Under Florida law (316.0083), an officer can view the infraction and issue a notification of infraction "to the registered owner of the motor vehicle involved in the violation". Thereupon, the owner has the right to remedies under §318.14, which include arguing that the owner did not commit the infraction. The camera evidence may sufficiently prove that an infraction was committed, but not necessarily that the vehicle owner committed the infraction. This is a civil matter, so the official who disposes of the appeal must determine whether it is more likely than not that the owner committed the infraction. That effectively means that in the face of evidence that the owner committed an infraction, some evidence is needed to show that the owner did not commit the infraction. Thus proof that he was not driving (I suppose witnesses to his whereabouts in Timbuktu on the day in question) would suffice, and there is no requirement that the owner prove someone else did the deed.
In most states in the US, the registered owner of a vehicle is responsible for any traffic violations that occur while the vehicle is being driven, regardless of who was actually behind the wheel. This is known as the "owner liability" principle.

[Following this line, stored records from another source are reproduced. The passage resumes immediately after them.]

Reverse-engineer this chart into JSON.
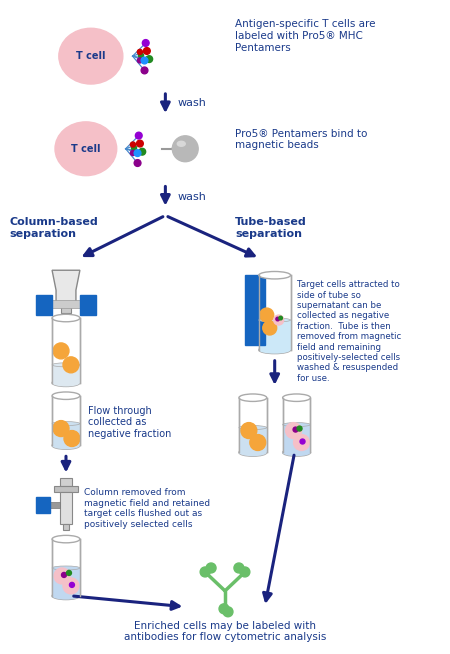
{
  "bg_color": "#ffffff",
  "text_color": "#1a3a8a",
  "arrow_color": "#1a237e",
  "title1": "Antigen-specific T cells are\nlabeled with Pro5® MHC\nPentamers",
  "title2": "Pro5® Pentamers bind to\nmagnetic beads",
  "label_wash1": "wash",
  "label_wash2": "wash",
  "label_col": "Column-based\nseparation",
  "label_tube": "Tube-based\nseparation",
  "label_flow": "Flow through\ncollected as\nnegative fraction",
  "label_column_removed": "Column removed from\nmagnetic field and retained\ntarget cells flushed out as\npositively selected cells",
  "label_target": "Target cells attracted to\nside of tube so\nsupernatant can be\ncollected as negative\nfraction.  Tube is then\nremoved from magnetic\nfield and remaining\npositively-selected cells\nwashed & resuspended\nfor use.",
  "label_enriched": "Enriched cells may be labeled with\nantibodies for flow cytometric analysis",
  "cell_color": "#f5c0c8",
  "bead_color": "#b8b8b8",
  "blue_block": "#1565c0",
  "orange_cell": "#f5a53a",
  "pink_cell": "#f5c0c8",
  "tube_fill": "#d8eef8",
  "col_gray": "#e8e8e8",
  "penta_colors": [
    "#8b008b",
    "#228b22",
    "#cc0000",
    "#9400d3",
    "#00008b",
    "#1e90ff"
  ],
  "penta_line_color": "#4488cc"
}
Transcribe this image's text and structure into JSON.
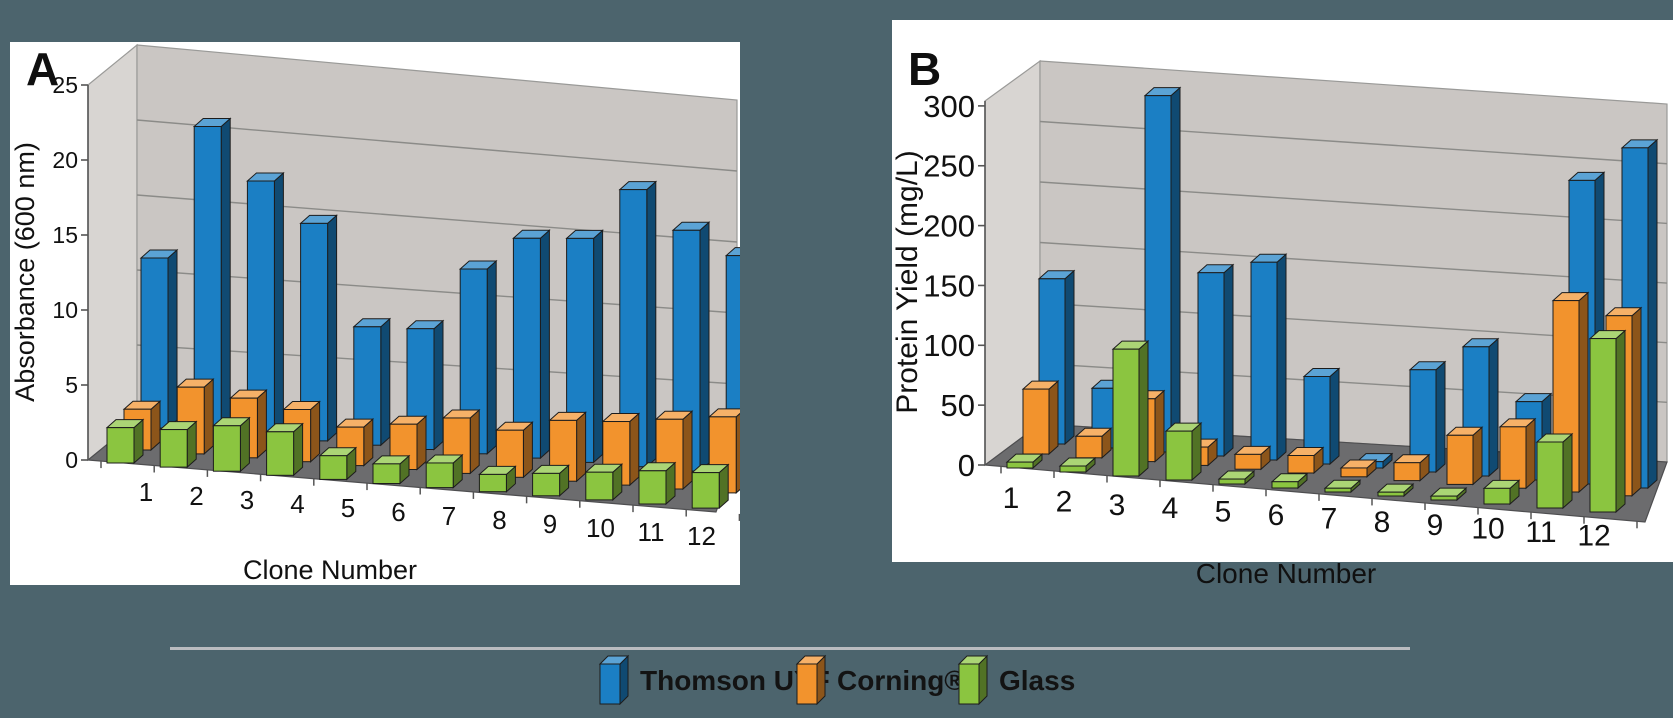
{
  "figure": {
    "background_color": "#4c646d",
    "panel_color": "#ffffff",
    "back_wall_color": "#cac6c3",
    "side_wall_color": "#d8d5d2",
    "floor_color": "#6c6c6e",
    "gridline_color": "#8b8b88",
    "divider_color": "#babcc0",
    "text_color": "#111111"
  },
  "panels": [
    {
      "label": "A"
    },
    {
      "label": "B"
    }
  ],
  "legend": {
    "items": [
      {
        "label": "Thomson UYF",
        "color": "#1b7fc4"
      },
      {
        "label": "Corning®",
        "color": "#f2932d"
      },
      {
        "label": "Glass",
        "color": "#8bc540"
      }
    ]
  },
  "chart_data": [
    {
      "type": "bar",
      "style": "3d-grouped",
      "title": "A",
      "xlabel": "Clone Number",
      "ylabel": "Absorbance (600 nm)",
      "ylim": [
        0,
        25
      ],
      "yticks": [
        0,
        5,
        10,
        15,
        20,
        25
      ],
      "grid": true,
      "legend_position": "shared-bottom",
      "categories": [
        "1",
        "2",
        "3",
        "4",
        "5",
        "6",
        "7",
        "8",
        "9",
        "10",
        "11",
        "12"
      ],
      "series": [
        {
          "name": "Thomson UYF",
          "color": "#1b7fc4",
          "values": [
            12.5,
            22,
            18,
            15,
            8,
            8,
            12,
            14,
            14,
            17,
            14.5,
            13
          ]
        },
        {
          "name": "Corning®",
          "color": "#f2932d",
          "values": [
            3,
            4.8,
            4.2,
            3.6,
            2.6,
            3,
            3.6,
            3,
            3.8,
            3.9,
            4.2,
            4.5
          ]
        },
        {
          "name": "Glass",
          "color": "#8bc540",
          "values": [
            2.6,
            2.7,
            3.2,
            3,
            1.6,
            1.3,
            1.6,
            1.1,
            1.4,
            1.7,
            2,
            2.1
          ]
        }
      ]
    },
    {
      "type": "bar",
      "style": "3d-grouped",
      "title": "B",
      "xlabel": "Clone Number",
      "ylabel": "Protein Yield (mg/L)",
      "ylim": [
        0,
        300
      ],
      "yticks": [
        0,
        50,
        100,
        150,
        200,
        250,
        300
      ],
      "grid": true,
      "legend_position": "shared-bottom",
      "categories": [
        "1",
        "2",
        "3",
        "4",
        "5",
        "6",
        "7",
        "8",
        "9",
        "10",
        "11",
        "12"
      ],
      "series": [
        {
          "name": "Thomson UYF",
          "color": "#1b7fc4",
          "values": [
            140,
            50,
            295,
            150,
            160,
            70,
            5,
            80,
            100,
            60,
            230,
            255
          ]
        },
        {
          "name": "Corning®",
          "color": "#f2932d",
          "values": [
            55,
            18,
            52,
            15,
            12,
            14,
            7,
            14,
            38,
            47,
            145,
            135
          ]
        },
        {
          "name": "Glass",
          "color": "#8bc540",
          "values": [
            5,
            5,
            105,
            40,
            4,
            5,
            3,
            3,
            3,
            12,
            50,
            130
          ]
        }
      ]
    }
  ]
}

However, if Bob can provide proof that he was not driving the car at the time of the infraction and that his wife was, he may be able to transfer the liability to her. This may involve providing evidence such as witness statements, security camera footage, or travel records.
As for the authorities compelling Bob to say who was driving, they may request this information, but Bob is not required to incriminate himself or his spouse. If Bob does not know who was driving the car at the time of the infraction, he can simply state that he does not have that information.

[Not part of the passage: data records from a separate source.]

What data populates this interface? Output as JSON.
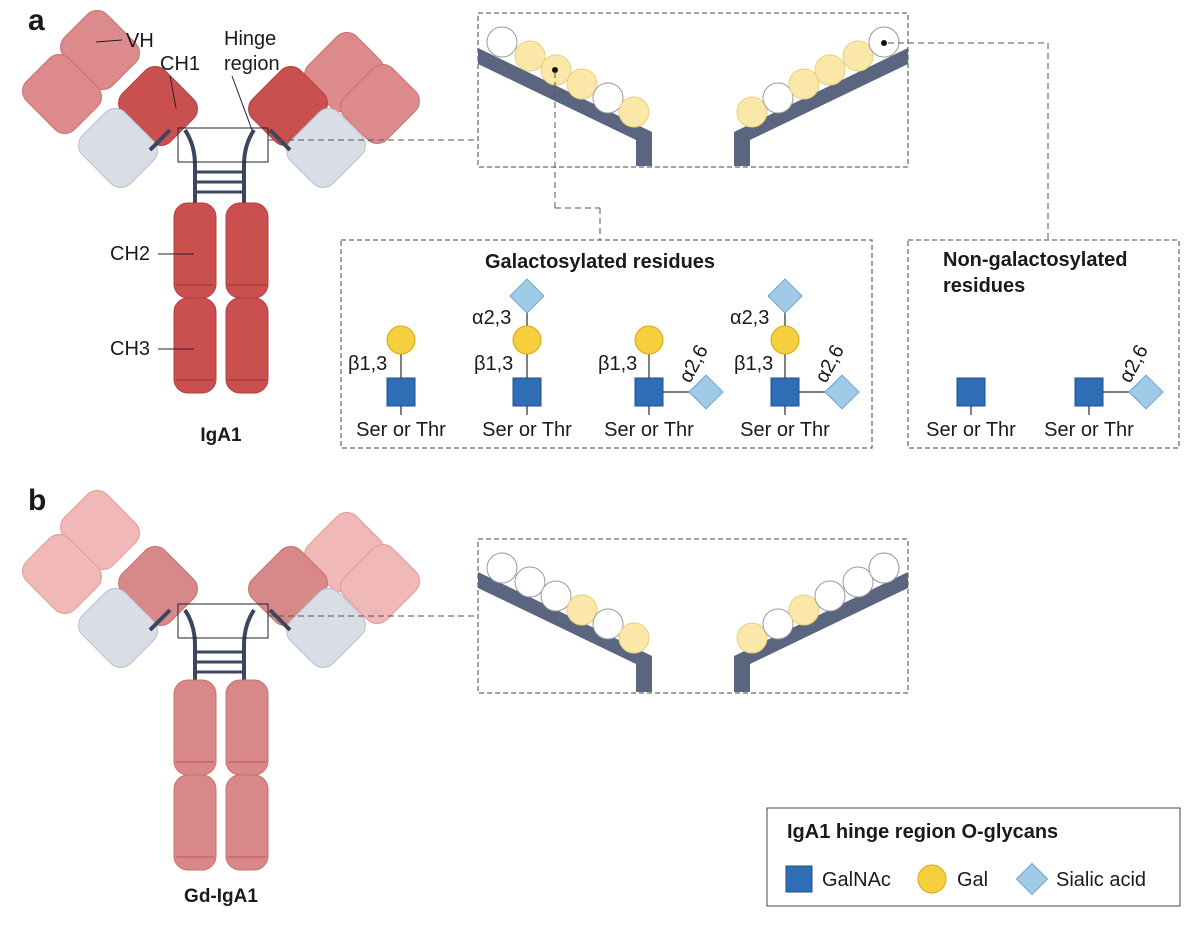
{
  "panel_a": {
    "letter": "a",
    "antibody_name": "IgA1",
    "domain_labels": {
      "vh": "VH",
      "ch1": "CH1",
      "hinge_line1": "Hinge",
      "hinge_line2": "region",
      "ch2": "CH2",
      "ch3": "CH3"
    },
    "galactosylated_title": "Galactosylated residues",
    "non_galactosylated_title_line1": "Non-galactosylated",
    "non_galactosylated_title_line2": "residues",
    "glycans": [
      {
        "linkages": [
          "β1,3"
        ],
        "residue": "Ser or Thr"
      },
      {
        "linkages": [
          "α2,3",
          "β1,3"
        ],
        "residue": "Ser or Thr"
      },
      {
        "linkages": [
          "β1,3",
          "α2,6"
        ],
        "residue": "Ser or Thr"
      },
      {
        "linkages": [
          "α2,3",
          "β1,3",
          "α2,6"
        ],
        "residue": "Ser or Thr"
      }
    ],
    "non_gal_glycans": [
      {
        "linkages": [],
        "residue": "Ser or Thr"
      },
      {
        "linkages": [
          "α2,6"
        ],
        "residue": "Ser or Thr"
      }
    ]
  },
  "panel_b": {
    "letter": "b",
    "antibody_name": "Gd-IgA1"
  },
  "legend": {
    "title": "IgA1 hinge region O-glycans",
    "items": [
      {
        "label": "GalNAc",
        "icon": "blue-square-icon",
        "color": "#2f6db5"
      },
      {
        "label": "Gal",
        "icon": "yellow-circle-icon",
        "color": "#f6cf3f"
      },
      {
        "label": "Sialic acid",
        "icon": "light-blue-diamond-icon",
        "color": "#9fcbe9"
      }
    ]
  },
  "colors": {
    "heavy_chain_a": "#c9504f",
    "heavy_chain_a_light": "#dc8a8b",
    "heavy_chain_b": "#d9888a",
    "heavy_chain_b_light": "#f0b8b6",
    "light_chain": "#d8dde6",
    "hinge_bar": "#5a6580",
    "pale_gal": "#fbe8a9",
    "empty_circle": "#ffffff"
  }
}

In conclusion, it depends on the specific laws and regulations of the state in question and the evidence available, but in general, the registered owner of a vehicle may be held responsible for traffic violations committed by someone else using the car, but they are not required to incriminate themselves or their spouse.

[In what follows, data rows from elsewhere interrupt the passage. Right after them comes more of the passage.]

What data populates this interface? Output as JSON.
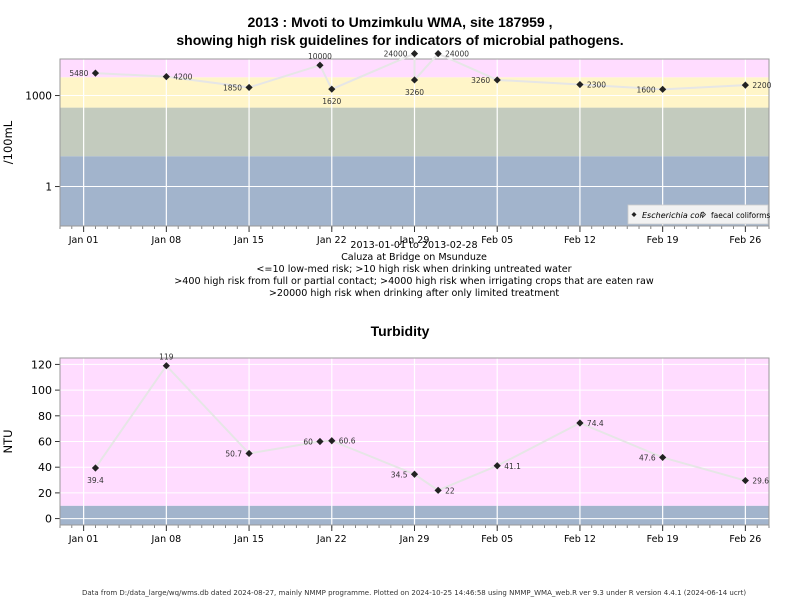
{
  "header": {
    "title_line1": "2013 : Mvoti to Umzimkulu WMA, site 187959 ,",
    "title_line2": "showing high risk guidelines for indicators of microbial pathogens."
  },
  "micro_notes": {
    "date_range": "2013-01-01 to 2013-02-28",
    "site_name": "Caluza at Bridge on Msunduze",
    "guideline1": "<=10 low-med risk; >10 high risk when drinking untreated water",
    "guideline2": ">400 high risk from full or partial contact; >4000 high risk when irrigating crops that are eaten raw",
    "guideline3": ">20000 high risk when drinking after only limited treatment"
  },
  "turbidity_title": "Turbidity",
  "footer": "Data from D:/data_large/wq/wms.db dated 2024-08-27, mainly NMMP programme. Plotted on 2024-10-25 14:46:58 using NMMP_WMA_web.R ver 9.3 under R version 4.4.1 (2024-06-14 ucrt)",
  "colors": {
    "band_red": "#ffb6c1",
    "band_pink": "#ffdcff",
    "band_yellow": "#fff5c8",
    "band_gray": "#c3cbbe",
    "band_blue": "#a2b4cc",
    "line": "#e6e6e6",
    "point": "#222222"
  },
  "chart_data": [
    {
      "type": "scatter",
      "ylabel": "/100mL",
      "y_scale": "log10",
      "ylim": [
        0.05,
        16000
      ],
      "yticks": [
        1,
        1000
      ],
      "ytick_labels": [
        "1",
        "1000"
      ],
      "xlim": [
        "2012-12-30",
        "2013-02-28"
      ],
      "xticks": [
        "2013-01-01",
        "2013-01-08",
        "2013-01-15",
        "2013-01-22",
        "2013-01-29",
        "2013-02-05",
        "2013-02-12",
        "2013-02-19",
        "2013-02-26"
      ],
      "xtick_labels": [
        "Jan 01",
        "Jan 08",
        "Jan 15",
        "Jan 22",
        "Jan 29",
        "Feb 05",
        "Feb 12",
        "Feb 19",
        "Feb 26"
      ],
      "bands": [
        {
          "from": 0.05,
          "to": 10,
          "color": "#a2b4cc"
        },
        {
          "from": 10,
          "to": 400,
          "color": "#c3cbbe"
        },
        {
          "from": 400,
          "to": 4000,
          "color": "#fff5c8"
        },
        {
          "from": 4000,
          "to": 20000,
          "color": "#ffdcff"
        },
        {
          "from": 20000,
          "to": 60000,
          "color": "#ffb6c1"
        }
      ],
      "legend": {
        "position": "bottom-right",
        "entries": [
          "Escherichia coli",
          "faecal coliforms"
        ]
      },
      "series": [
        {
          "name": "Escherichia coli",
          "points": [
            {
              "x": "2013-01-02",
              "y": 5480,
              "label": "5480",
              "pos": "left"
            },
            {
              "x": "2013-01-08",
              "y": 4200,
              "label": "4200",
              "pos": "right"
            },
            {
              "x": "2013-01-15",
              "y": 1850,
              "label": "1850",
              "pos": "left"
            },
            {
              "x": "2013-01-21",
              "y": 10000,
              "label": "10000",
              "pos": "above"
            },
            {
              "x": "2013-01-22",
              "y": 1620,
              "label": "1620",
              "pos": "below"
            },
            {
              "x": "2013-01-29",
              "y": 24000,
              "label": "24000",
              "pos": "left"
            },
            {
              "x": "2013-01-29",
              "y": 3260,
              "label": "3260",
              "pos": "below"
            },
            {
              "x": "2013-01-31",
              "y": 24000,
              "label": "24000",
              "pos": "right"
            },
            {
              "x": "2013-02-05",
              "y": 3260,
              "label": "3260",
              "pos": "left"
            },
            {
              "x": "2013-02-12",
              "y": 2300,
              "label": "2300",
              "pos": "right"
            },
            {
              "x": "2013-02-19",
              "y": 1600,
              "label": "1600",
              "pos": "left"
            },
            {
              "x": "2013-02-26",
              "y": 2200,
              "label": "2200",
              "pos": "right"
            }
          ]
        }
      ]
    },
    {
      "type": "line",
      "title": "Turbidity",
      "ylabel": "NTU",
      "ylim": [
        -5,
        125
      ],
      "yticks": [
        0,
        20,
        40,
        60,
        80,
        100,
        120
      ],
      "ytick_labels": [
        "0",
        "20",
        "40",
        "60",
        "80",
        "100",
        "120"
      ],
      "xlim": [
        "2012-12-30",
        "2013-02-28"
      ],
      "xticks": [
        "2013-01-01",
        "2013-01-08",
        "2013-01-15",
        "2013-01-22",
        "2013-01-29",
        "2013-02-05",
        "2013-02-12",
        "2013-02-19",
        "2013-02-26"
      ],
      "xtick_labels": [
        "Jan 01",
        "Jan 08",
        "Jan 15",
        "Jan 22",
        "Jan 29",
        "Feb 05",
        "Feb 12",
        "Feb 19",
        "Feb 26"
      ],
      "bands": [
        {
          "from": -5,
          "to": 10,
          "color": "#a2b4cc"
        },
        {
          "from": 10,
          "to": 125,
          "color": "#ffdcff"
        }
      ],
      "series": [
        {
          "points": [
            {
              "x": "2013-01-02",
              "y": 39.4,
              "label": "39.4",
              "pos": "below"
            },
            {
              "x": "2013-01-08",
              "y": 119,
              "label": "119",
              "pos": "above"
            },
            {
              "x": "2013-01-15",
              "y": 50.7,
              "label": "50.7",
              "pos": "left"
            },
            {
              "x": "2013-01-21",
              "y": 60,
              "label": "60",
              "pos": "left"
            },
            {
              "x": "2013-01-22",
              "y": 60.6,
              "label": "60.6",
              "pos": "right"
            },
            {
              "x": "2013-01-29",
              "y": 34.5,
              "label": "34.5",
              "pos": "left"
            },
            {
              "x": "2013-01-31",
              "y": 22,
              "label": "22",
              "pos": "right"
            },
            {
              "x": "2013-02-05",
              "y": 41.1,
              "label": "41.1",
              "pos": "right"
            },
            {
              "x": "2013-02-12",
              "y": 74.4,
              "label": "74.4",
              "pos": "right"
            },
            {
              "x": "2013-02-19",
              "y": 47.6,
              "label": "47.6",
              "pos": "left"
            },
            {
              "x": "2013-02-26",
              "y": 29.6,
              "label": "29.6",
              "pos": "right"
            }
          ]
        }
      ]
    }
  ]
}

Bob, as the car's registered keeper, will get a Notice of Intended Prosecution which stipulates he has to name the driver at the relevant time.
Although he cannot be compelled to name her, he commits an offence if he doesn't do do so - unless he satisfies the "due diligence" statutory defence at section 172(4), Road Trafic Act 1988:
A shall not be guilty of an offence ... if he shows that he did not know and could not with reasonable diligence have ascertained who the driver of the vehicle was.